In a letter to Congress requesting the proposed amendment, Energy Secretary Steven Chu suggested that the current arrangement leaves some nuclear weapons design information inadequately protected.

“There is sensitive nuclear weapons design information embodied in some FRD… that should be subject to the more stringent security protections afforded RD now than current programmatic capabilities of DoD and the Intelligence Community permit,” Secretary Chu wrote in an August 4, 2011 letter that was released last week.  Energy Department officials did not respond to a request from Secrecy News for elaboration on this point.

But in a July 2010 statement to the Public Interest Declassification Board, Andrew Weston-Dawkes of the Department of Energy Office of Classification said that FRD today contains not only information on nuclear weapons utilization but also “some of the most sensitive design information.”  Specifically, he said that FRD includes design information on “safing arming and fuzing, use control information, [and] hardening.”

Such design information was removed from the RD category in order “to support the mission requirements of the Department of Defense and the Intelligence Community,” Secretary Chu explained in his letter.  But once removed, the information by law cannot be redesignated as RD without an amendment to the Atomic Energy Act.  Hence the DOE proposal to Congress.

The immediate implications of the proposal are probably quite limited, particularly since it applies only to “design information” and “foreign nuclear information” that is currently classified in any case (albeit as FRD or “TFNI,” for Transclassified Foreign Nuclear Information).

In the longer term, the authority to reclassify certain narrow categories of FRD as RD, if granted, may help to reduce DOE opposition to the elimination of the entire FRD category — which critics including the Federation of American Scientists have advocated — and its integration into the normal national security classification system.

The Public Interest Declassification Board, an advisory body on classification and declassification policy, has proposed that FRD records that are more than 25 years old should be treated like any other classified records for purposes of declassification review and processing.

But these changes would also require legislative action, which has not been requested by DOE.  Nor has Congress acted on Secretary Chu’s August 2011 proposal to date.

*       *       *

On January 10, the White House announced the appointment of Amb.
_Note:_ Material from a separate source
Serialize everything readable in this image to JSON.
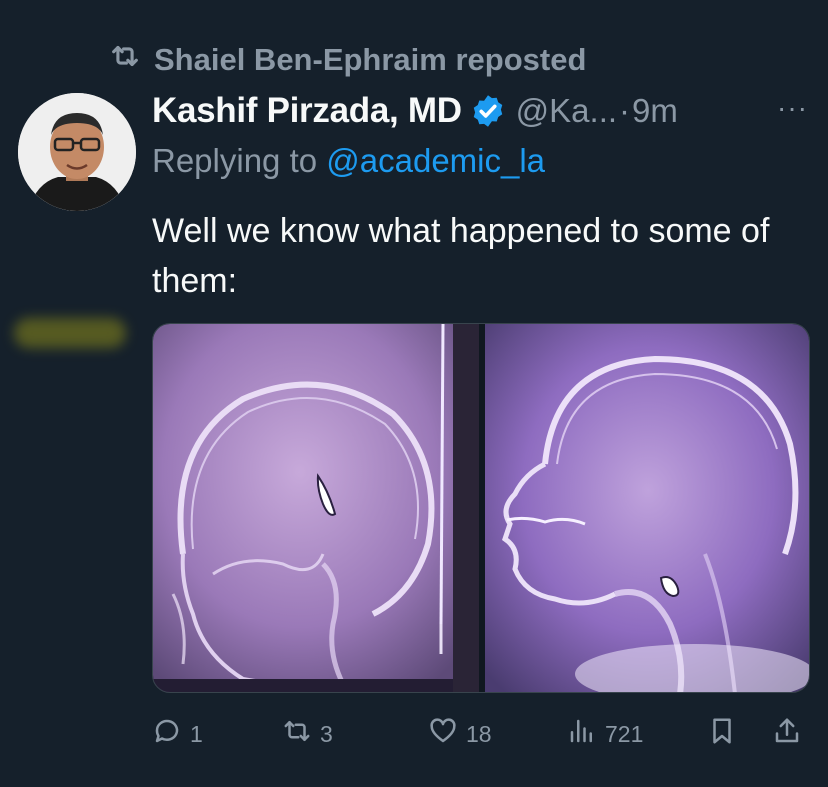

Nancy E. Soderberg as chair of the Public Interest Declassification Board and the re-appointment of Elizabeth Rindskopf Parker as a member of the Board.

“Restricted Data” is the name of an informative new blog written by historian Alex Wellerstein “about nuclear secrecy, past and present.”  It often features fascinating archival discoveries along with the author’s historical insights.

“Born Secret” by Alexander DeVolpi, et al, is a thoughtful and meticulous account of the 1979 “Progressive” case in which the U.S. government sought to prevent the publication of H-Bomb design information gathered by researcher Howard Morland.  It has recently been reissued as an e-book.

Detainee Policy, and More from CRS

Recent legislative action on military detention of suspected enemy combatants perpetuates an ambiguity in the law as to whether U.S. citizens may be so detained, a new report from the Congressional Research Service says.

“The circumstances in which a U.S. citizen or other person captured or arrested in the United States may be detained under the authority conferred by the AUMF [the post-9/11 Authorization for Use of Military Force] remains unsettled,” wrote CRS analyst Jennifer Elsea.  “The 2012 NDAA [National Defense Authorization Act] does not disturb the state of the law in this regard.”

“Section 1021 [of the NDAA] does not attempt to clarify the circumstances in which a U.S. citizen, resident alien, or other person captured within the United States may be held as an enemy belligerent in the conflict with Al Qaeda. Consequently, if the executive branch decides to hold such a person under the detention authority affirmed in Section 1021, it is left to the courts to decide whether Congress meant to authorize such detention when it enacted the AUMF in 2001,” the CRS report said.  See The National Defense Authorization Act for FY2012: Detainee Matters, January 11, 2012.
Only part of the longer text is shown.